Every data related project starts with a question. A question that you can answer with the data you have. As a data scientist, your goal is to find an answer to those questions.
This project started as outlined above. My wife and I were thinking of a name for our daughter. We needed a name that could be easily pronounceable in both English and Turkish, since my wife is American and I am from the Black Sea region of Turkey.
I found the US baby names dataset from the Social Security Administration. This file can be downloaded from the SSA, and you get the US names for each year. However, I chose to download the dataset from kaggle’s website because this dataset has only four columns (name, year, gender and count) which I found to fit my research needs and be easier to work with. It is a 177MB file. I used the NationalNames.csv file in this project.
The names are from 1880 to 2014 and there are 1,825,433 rows in the file. I could do data exploration on an Excel file but since there are millions of rows, it would be almost impossible to work with the data. Therefore, Python’s Pandas library comes handy with Jupyter notebook. The dataframe looks like this in my notebook.

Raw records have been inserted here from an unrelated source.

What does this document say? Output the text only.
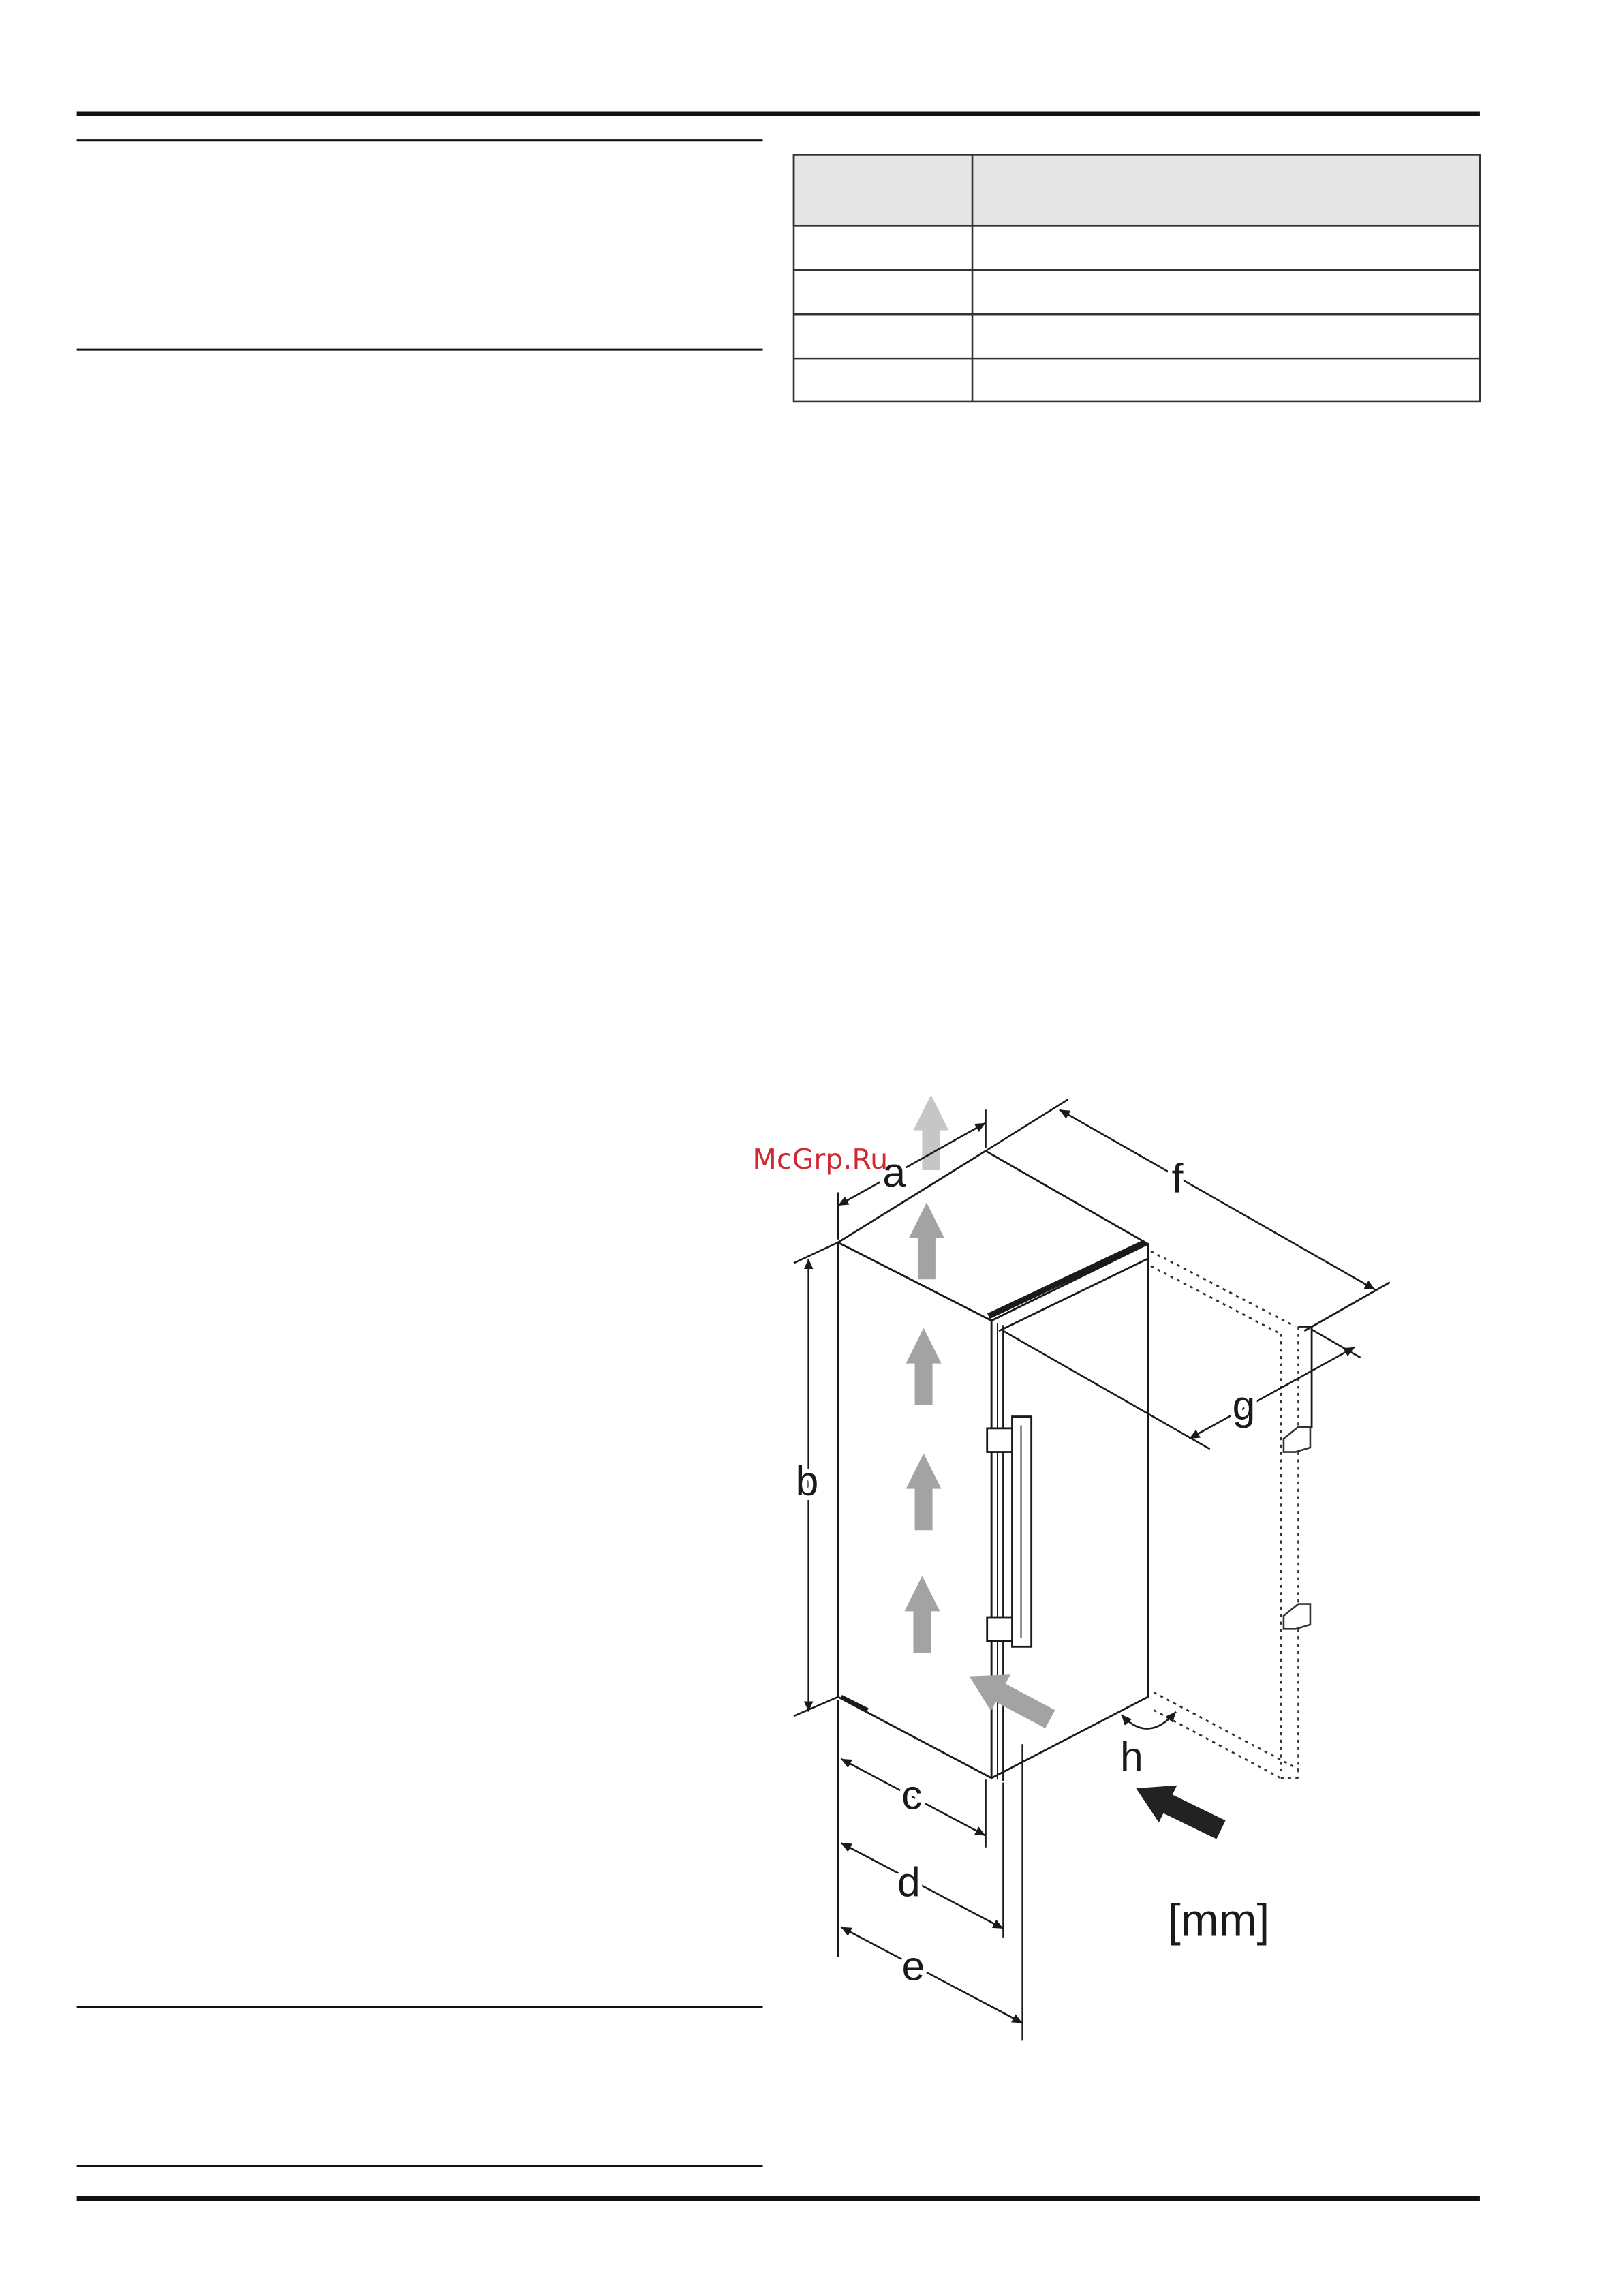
a	f
g
b
h
c
d
e
[mm]
McGrp.Ru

There are 167,070,477 female names, 170,064,949 male names and a total of 337,135,426 names. There are roughly 300,000 more male names than female names.
After knowing there are millions of names in the data set we wanted to see if/how often specific names have been given to a baby. There are 581,900 Nicoles and only 69 Numans – not surprisingly. My wife’s name was most popular around the time she was born.
My name is not a common name in this data set, so I will use a bar chart to display the data.
The Social Security Administration does not list names in the dataset if there are less than 5, but I did find my name.
Instead of searching for the most or the least common names, we wanted to research about the names that we are considering to give to our baby. Esma is at the top of our list.
Apparently, Esma is becoming more popular since 2000.
Joann is the name of my wife’s grandmother. She was born in 1936, which is around the time that her name was popular.
Our baby was born on December 3rd and her name is Esma Joann.